2. I have one afternoon of babysitting every week, so the kids can be with someone who is able to be active. I can use that day to crash if I planned/achieved something fun or big earlier in the week.
3. I force myself to be completely honest with a handful of friends about how hard it really is. That way, they can sort of help spread the word if I'm unavailable or other acquaintances start getting crabby about me not showing up for stuff or not taking on enough volunteer responsibilities at church/school/etc. 
4. I have learned to let go of some cleaning/aesthetic preferences in my home! I basically keep just a couple areas looking good for my own comfort/sanity, but I try to be really flexible about the rest. If I'm not, I just turn into a tyrant! 

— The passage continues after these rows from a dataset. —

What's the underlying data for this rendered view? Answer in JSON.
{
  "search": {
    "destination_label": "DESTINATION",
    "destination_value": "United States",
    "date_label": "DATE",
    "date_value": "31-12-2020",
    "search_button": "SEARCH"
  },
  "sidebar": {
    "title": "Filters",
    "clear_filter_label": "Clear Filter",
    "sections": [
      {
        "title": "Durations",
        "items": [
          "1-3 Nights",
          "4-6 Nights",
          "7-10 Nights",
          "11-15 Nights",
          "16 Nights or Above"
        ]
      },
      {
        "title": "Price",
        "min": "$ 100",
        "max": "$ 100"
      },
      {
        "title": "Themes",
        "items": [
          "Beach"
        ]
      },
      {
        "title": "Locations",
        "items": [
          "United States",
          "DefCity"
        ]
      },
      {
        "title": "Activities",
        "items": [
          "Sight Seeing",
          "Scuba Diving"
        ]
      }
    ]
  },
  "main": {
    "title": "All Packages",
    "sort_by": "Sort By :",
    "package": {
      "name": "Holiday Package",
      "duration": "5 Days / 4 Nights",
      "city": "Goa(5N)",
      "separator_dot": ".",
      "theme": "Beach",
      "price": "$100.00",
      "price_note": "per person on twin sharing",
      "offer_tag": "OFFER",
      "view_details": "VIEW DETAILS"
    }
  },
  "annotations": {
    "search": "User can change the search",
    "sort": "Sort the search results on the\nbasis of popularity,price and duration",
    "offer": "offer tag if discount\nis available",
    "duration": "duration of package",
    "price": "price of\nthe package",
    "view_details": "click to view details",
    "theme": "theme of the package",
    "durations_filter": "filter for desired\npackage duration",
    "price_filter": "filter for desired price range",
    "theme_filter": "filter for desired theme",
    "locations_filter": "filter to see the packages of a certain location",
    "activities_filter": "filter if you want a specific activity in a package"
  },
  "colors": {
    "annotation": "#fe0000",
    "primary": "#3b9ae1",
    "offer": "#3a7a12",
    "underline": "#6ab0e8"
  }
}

5. I think it's good to spend more money on occasional cleaning/organizing help rather than childcare. Kids will only need this intense, regular attention for a few years (unless you homeschool, but even then it gets less demanding as they get older.). I'd rather lie on the floor doing puzzles or watching them play than bust my chops to get the kids babysat for me to spend my scant energy on less important things like mopping.

Oh and... I have seen some really beautiful character qualities beginning to develop in my young kids because I am a sick mom. They care more about people and experiences than doing everything just so. They are empathetic and perceptive to other people's needs and pain. They know it is ok to need and ask for help. They know that other adults in their lives are great resources of love and wisdom- not just mommy (though they do still love me the best!!) They are learning that a person's worth is not based on how much she can accomplish! I always hoped to be a supermom. I always told myself that I was going to be cheerful and energetic... But, here I am. I'm seeing that my vision of being a good mom and actually choosing each moment to be the best mom I can be are very different things. I and my family are learning tons of great stuff, and I try to take the long view when I get really bummed out or overwhelmed with the immediate difficulties.

I will add here that I 100% get overwhelmed by the immediate difficulties sometimes. There is very real, hard stuff going on here, and this week I've been beaten to tears by all the stress more than once. Without the prayers and love of first my God, then my great husband, and then my family and friends, I do not know that I would climb out of these pits that I sometimes find myself in. My counselor helps a lot too!